About the food of Germany

The Saar River in Germany

I first went to Germany for a basketball tournament. I’d just made Captain of the J.V. team, thanks in great part to the small size of our school rather than any particular skill. That weekend we played with “heart” as our coach liked to say, losing by a mere 12 points – a definite improvement since the beginning of the season when we had lost several games by well over 30 points.

That kind of loss is a creaming and, unfortunately, not the kind that ends up in cake.

Düsseldorf, Germany

After Friday’s game my host family took me on a walking tour of downtown Düsseldorf. The air was crisp and dark – twinkling with the occasional string of lights. Our feet echoed along the cobblestones. Just when my eyes began to droop, the street opened up into a big plaza with a lively outdoor holiday market. A chorus huddled together in a gazebo, their songs crystallizing on the frosty air as they overlooked dozens of booths filled with food, beer [Recipe], wine, and handmade crafts.

This was a dangerous combination for a hungry teenager.

Although the festivities perked me up a bit, the smell of warm, mulled wine [Recipe] and grilled meats made me downright hungry.

So this was Germany.

Düsseldorf Christmas Market

Schnitzels were everywhere – which, by the way, we cooked when we made Austria [Recipe]. We paired the schnitzel with another dish adored in Germany, Spaetzle [Recipe]. Also available? Any sort of sausage or rouladen (rolled up beef with gravy) [Recipe]. From what I could tell, you had a choice of two sides: sauerkraut or red cabbage [Recipe]. That was it. Both were vinegary, but the red cabbage had a hint of sweetness to it.

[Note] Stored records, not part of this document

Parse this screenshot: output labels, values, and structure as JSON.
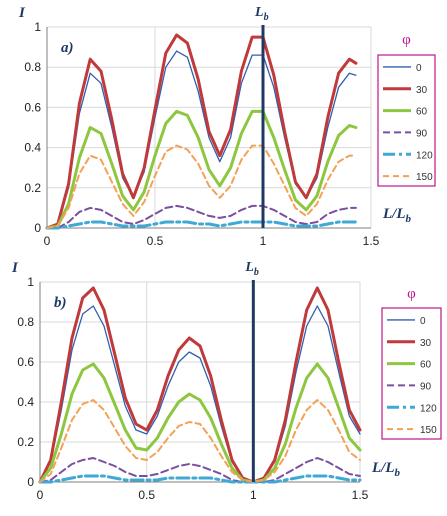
{
  "chart_data": [
    {
      "type": "line",
      "panel_label": "a)",
      "ylabel": "I",
      "xlabel": "L/Lb",
      "vline_label": "Lb",
      "vline_x": 1,
      "xlim": [
        0,
        1.5
      ],
      "ylim": [
        0,
        1
      ],
      "xticks": [
        "0",
        "0.5",
        "1",
        "1.5"
      ],
      "yticks": [
        "0",
        "0.2",
        "0.4",
        "0.6",
        "0.8",
        "1"
      ],
      "legend_title": "φ",
      "x": [
        0,
        0.05,
        0.1,
        0.15,
        0.2,
        0.25,
        0.3,
        0.35,
        0.4,
        0.45,
        0.5,
        0.55,
        0.6,
        0.65,
        0.7,
        0.75,
        0.8,
        0.85,
        0.9,
        0.95,
        1,
        1.05,
        1.1,
        1.15,
        1.2,
        1.25,
        1.3,
        1.35,
        1.4,
        1.43
      ],
      "series": [
        {
          "name": "0",
          "color": "#2f5fb0",
          "width": 1.3,
          "dash": "",
          "values": [
            0,
            0.02,
            0.2,
            0.57,
            0.77,
            0.72,
            0.5,
            0.25,
            0.15,
            0.28,
            0.55,
            0.8,
            0.88,
            0.85,
            0.68,
            0.45,
            0.33,
            0.45,
            0.72,
            0.86,
            0.86,
            0.7,
            0.45,
            0.22,
            0.15,
            0.25,
            0.5,
            0.7,
            0.77,
            0.76
          ]
        },
        {
          "name": "30",
          "color": "#c0393b",
          "width": 3,
          "dash": "",
          "values": [
            0,
            0.02,
            0.22,
            0.62,
            0.84,
            0.78,
            0.54,
            0.27,
            0.15,
            0.3,
            0.59,
            0.87,
            0.96,
            0.92,
            0.74,
            0.48,
            0.36,
            0.49,
            0.78,
            0.95,
            0.95,
            0.76,
            0.48,
            0.23,
            0.15,
            0.27,
            0.55,
            0.77,
            0.84,
            0.82
          ]
        },
        {
          "name": "60",
          "color": "#8dc63f",
          "width": 3,
          "dash": "",
          "values": [
            0,
            0.01,
            0.12,
            0.35,
            0.5,
            0.47,
            0.32,
            0.16,
            0.09,
            0.18,
            0.36,
            0.52,
            0.58,
            0.56,
            0.45,
            0.29,
            0.21,
            0.3,
            0.47,
            0.58,
            0.58,
            0.45,
            0.29,
            0.14,
            0.09,
            0.16,
            0.33,
            0.46,
            0.51,
            0.5
          ]
        },
        {
          "name": "90",
          "color": "#7b4fa0",
          "width": 2,
          "dash": "7,4",
          "values": [
            0,
            0,
            0.03,
            0.08,
            0.1,
            0.09,
            0.06,
            0.03,
            0.02,
            0.04,
            0.07,
            0.1,
            0.11,
            0.1,
            0.08,
            0.06,
            0.05,
            0.06,
            0.09,
            0.11,
            0.11,
            0.09,
            0.06,
            0.03,
            0.02,
            0.03,
            0.07,
            0.09,
            0.1,
            0.1
          ]
        },
        {
          "name": "120",
          "color": "#3fa9d6",
          "width": 3,
          "dash": "12,4,3,4",
          "values": [
            0,
            0,
            0.01,
            0.02,
            0.03,
            0.03,
            0.02,
            0.01,
            0.01,
            0.01,
            0.02,
            0.03,
            0.03,
            0.03,
            0.02,
            0.02,
            0.01,
            0.02,
            0.03,
            0.03,
            0.03,
            0.03,
            0.02,
            0.01,
            0.01,
            0.01,
            0.02,
            0.03,
            0.03,
            0.03
          ]
        },
        {
          "name": "150",
          "color": "#f4a155",
          "width": 2,
          "dash": "6,4",
          "values": [
            0,
            0.01,
            0.1,
            0.27,
            0.36,
            0.34,
            0.23,
            0.12,
            0.06,
            0.13,
            0.26,
            0.38,
            0.41,
            0.39,
            0.32,
            0.21,
            0.15,
            0.21,
            0.34,
            0.41,
            0.41,
            0.32,
            0.21,
            0.1,
            0.06,
            0.12,
            0.24,
            0.33,
            0.36,
            0.36
          ]
        }
      ]
    },
    {
      "type": "line",
      "panel_label": "b)",
      "ylabel": "I",
      "xlabel": "L/Lb",
      "vline_label": "Lb",
      "vline_x": 1,
      "xlim": [
        0,
        1.5
      ],
      "ylim": [
        0,
        1
      ],
      "xticks": [
        "0",
        "0.5",
        "1",
        "1.5"
      ],
      "yticks": [
        "0",
        "0.2",
        "0.4",
        "0.6",
        "0.8",
        "1"
      ],
      "legend_title": "φ",
      "x": [
        0,
        0.05,
        0.1,
        0.15,
        0.2,
        0.25,
        0.3,
        0.35,
        0.4,
        0.45,
        0.5,
        0.55,
        0.6,
        0.65,
        0.7,
        0.75,
        0.8,
        0.85,
        0.9,
        0.95,
        1,
        1.05,
        1.1,
        1.15,
        1.2,
        1.25,
        1.3,
        1.35,
        1.4,
        1.45,
        1.5
      ],
      "series": [
        {
          "name": "0",
          "color": "#2f5fb0",
          "width": 1.3,
          "dash": "",
          "values": [
            0,
            0.1,
            0.36,
            0.66,
            0.84,
            0.88,
            0.78,
            0.58,
            0.38,
            0.26,
            0.24,
            0.33,
            0.48,
            0.6,
            0.65,
            0.62,
            0.48,
            0.28,
            0.1,
            0.02,
            0,
            0.02,
            0.1,
            0.28,
            0.55,
            0.78,
            0.88,
            0.78,
            0.55,
            0.33,
            0.24
          ]
        },
        {
          "name": "30",
          "color": "#c0393b",
          "width": 3,
          "dash": "",
          "values": [
            0,
            0.11,
            0.4,
            0.72,
            0.92,
            0.97,
            0.86,
            0.64,
            0.42,
            0.29,
            0.26,
            0.36,
            0.53,
            0.66,
            0.72,
            0.68,
            0.53,
            0.31,
            0.11,
            0.02,
            0,
            0.02,
            0.11,
            0.31,
            0.6,
            0.86,
            0.97,
            0.86,
            0.6,
            0.36,
            0.26
          ]
        },
        {
          "name": "60",
          "color": "#8dc63f",
          "width": 3,
          "dash": "",
          "values": [
            0,
            0.07,
            0.24,
            0.44,
            0.56,
            0.59,
            0.52,
            0.39,
            0.26,
            0.17,
            0.16,
            0.22,
            0.32,
            0.4,
            0.44,
            0.41,
            0.32,
            0.19,
            0.07,
            0.01,
            0,
            0.01,
            0.07,
            0.19,
            0.37,
            0.52,
            0.59,
            0.52,
            0.37,
            0.22,
            0.16
          ]
        },
        {
          "name": "90",
          "color": "#7b4fa0",
          "width": 2,
          "dash": "7,4",
          "values": [
            0,
            0.01,
            0.05,
            0.09,
            0.11,
            0.12,
            0.1,
            0.08,
            0.05,
            0.03,
            0.03,
            0.04,
            0.06,
            0.08,
            0.09,
            0.08,
            0.06,
            0.04,
            0.01,
            0,
            0,
            0,
            0.01,
            0.04,
            0.07,
            0.1,
            0.12,
            0.1,
            0.07,
            0.04,
            0.03
          ]
        },
        {
          "name": "120",
          "color": "#3fa9d6",
          "width": 3,
          "dash": "12,4,3,4",
          "values": [
            0,
            0,
            0.01,
            0.02,
            0.03,
            0.03,
            0.03,
            0.02,
            0.01,
            0.01,
            0.01,
            0.01,
            0.02,
            0.02,
            0.02,
            0.02,
            0.02,
            0.01,
            0,
            0,
            0,
            0,
            0,
            0.01,
            0.02,
            0.03,
            0.03,
            0.03,
            0.02,
            0.01,
            0.01
          ]
        },
        {
          "name": "150",
          "color": "#f4a155",
          "width": 2,
          "dash": "6,4",
          "values": [
            0,
            0.04,
            0.17,
            0.31,
            0.39,
            0.41,
            0.36,
            0.27,
            0.18,
            0.12,
            0.11,
            0.15,
            0.22,
            0.28,
            0.3,
            0.29,
            0.22,
            0.13,
            0.05,
            0.01,
            0,
            0.01,
            0.05,
            0.13,
            0.26,
            0.36,
            0.41,
            0.36,
            0.26,
            0.15,
            0.11
          ]
        }
      ]
    }
  ]
}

After gorging on dinner, we were tempted with sweets – mostly gingerbread cookies [Recipe] and cakes. I looked long and hard, but didn’t spot my favorite – the German Tree Cake (baumtorte) [Recipe]. I have fond memories of making this cake with my mother when I was little, who at this point in my life I hadn’t lived with for the better part of a decade. Made of 20-30 layers of marizpan cake, the baumtorte kept us busy the better part of two afternoons. Which is certainly why I didn’t see it at the outdoor market.

When I finally tucked into bed it was 9:30 pm, but it might as well have been midnight. My muscles ached from the day’s game and my belly was full from the outdoor market.

Photos: Wolfgang Staud, Rainer Driesen, CIA World Factbook, Sasha Martin


  1. Rike says

    Oh my, what a surprise: your first picture of Germany is where I grew up!
    I will try not to get homesick during your German presentation.

    • Sasha Martin says

      That first picture makes ME homesick for Germany, and I have never even lived there!! Simply gorgeous…

  2. Simone says

    I can’t believe you’re “in” Germany already… when you started this journey I tried to figure out how long it would take you to get there, wow… 🙂

    I definitely am homesick now!! I haven’t been to my towns Christkindlmarkt in over 8 years 🙁

    But thinking of Rouladen makes me hungry; my grandma used to make the yummiest ones for Christmas… oh, the memories…

    • Sasha Martin says

      I know, part of me thinks the whole process is so slow but, other times, I feel amazed with how far we’ve come. We’re actually 1/3 of the way through the countries now. That feels so good!

      The rouladen were fun to make and totally comfort food. What did she put in hers?

      • Simone says

        hmmm… good question… definitely “Speck” (bacon) and pickles.. I think caramelized onions and bayleaves… but I’m not 100% on those. I miss her. Might have to make rouladen this weekend 🙂

  3. Cake are just the best thing in Germany, together with bread. Did you ever have an opportunity to try the dark breads with sunflower seeds? They are totally different from French bread but just as good. I never saw the cake you mention even in patisseries, so I’m looking forward to your recipe! On the other hand I see quite often mushrooms and bradkartoffeln served as sides: markets must have evolved!

  4. elisa waller says

    I like your comment about how “This was a dangerous combination for a hungry teenager”
    food, beer, wine, and handmade crafts…dnagerously cultural and fun thats for sure!!!
    I like germany and it’s way to food and celebrations!….YUM!